PAI-2 was initially identified as a urokinase inhibitor in human
placenta (493); it later was purified from human placenta and from
the monocytoid cell line U-937 (494,495). PAI-2 is the
predominant PA inhibitor of squamous epithelia in epidermis,
esophagus, cornea, oral mucosa, tongue, and vagina (496). It is
incorporated into the cornified envelope during terminal
differentiation of the keratinocyte via transglutaminase-catalyzed
crosslinks (497). Monocytes are an important source of PAI-2
(498) and may increase fibrin stability on migration into thrombi,
especially because the PAI-2 is cross-linked to fibrin (499).
PAI-2 belongs to a subgroup of serpins called the
ovalbumin-related serpin family (ov-serpins). Members of this
subgroup lack a cleavable N-terminal signal sequence (490), and
accordingly much of the protein is intracellular. In addition to this
nonglycosylated form of apparent mass 47 kDa, some secreted,
glycosylated 60-kDa PAI-2 is found in cultured U937 cells (500).

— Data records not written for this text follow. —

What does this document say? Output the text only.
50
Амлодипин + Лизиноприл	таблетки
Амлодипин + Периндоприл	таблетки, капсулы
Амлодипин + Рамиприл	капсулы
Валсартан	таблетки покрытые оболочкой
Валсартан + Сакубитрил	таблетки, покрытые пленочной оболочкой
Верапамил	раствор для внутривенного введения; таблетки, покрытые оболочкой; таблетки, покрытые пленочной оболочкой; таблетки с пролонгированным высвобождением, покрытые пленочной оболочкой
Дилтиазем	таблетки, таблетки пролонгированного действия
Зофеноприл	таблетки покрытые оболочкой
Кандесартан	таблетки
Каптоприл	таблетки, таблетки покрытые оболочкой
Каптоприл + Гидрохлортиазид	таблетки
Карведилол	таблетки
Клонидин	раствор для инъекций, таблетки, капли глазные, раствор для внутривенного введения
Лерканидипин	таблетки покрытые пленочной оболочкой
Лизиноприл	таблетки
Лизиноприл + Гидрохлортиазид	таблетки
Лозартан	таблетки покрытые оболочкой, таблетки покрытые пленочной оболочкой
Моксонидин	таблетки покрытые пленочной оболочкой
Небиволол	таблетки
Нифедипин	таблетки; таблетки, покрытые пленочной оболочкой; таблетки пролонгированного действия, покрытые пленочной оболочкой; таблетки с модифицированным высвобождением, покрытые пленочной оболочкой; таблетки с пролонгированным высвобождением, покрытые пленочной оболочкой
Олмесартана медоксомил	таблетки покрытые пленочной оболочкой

All of the potential glycosylation sites on Asn75, Asn115, and
Asn339 appear to be used. Peripheral blood monocytes also secrete
some nonglycosylated PAI-2 by a mechanism distinct from the
secretion system for interleukin 1 and other nonclassically
secreted proteins (499,501). PAI-2 exhibits an unusually long
sequence between helices C and D, 33 residues that probably
protrude from the molecule. The crystal structure for PAI-2 is of a
form from which this loop was deleted (502). The loop contains
three glutamines in positions 83, 84, and 86 that are essential for
transglutaminase-mediated cross-linking of PAI-2 to trophoblast
membranes, the cornified envelope of epidermis (503), and fibrin
(499,504). Residues between 66 and 98 act as a protein-binding
domain, which binds annexins I, II, IV, and V, among others (505).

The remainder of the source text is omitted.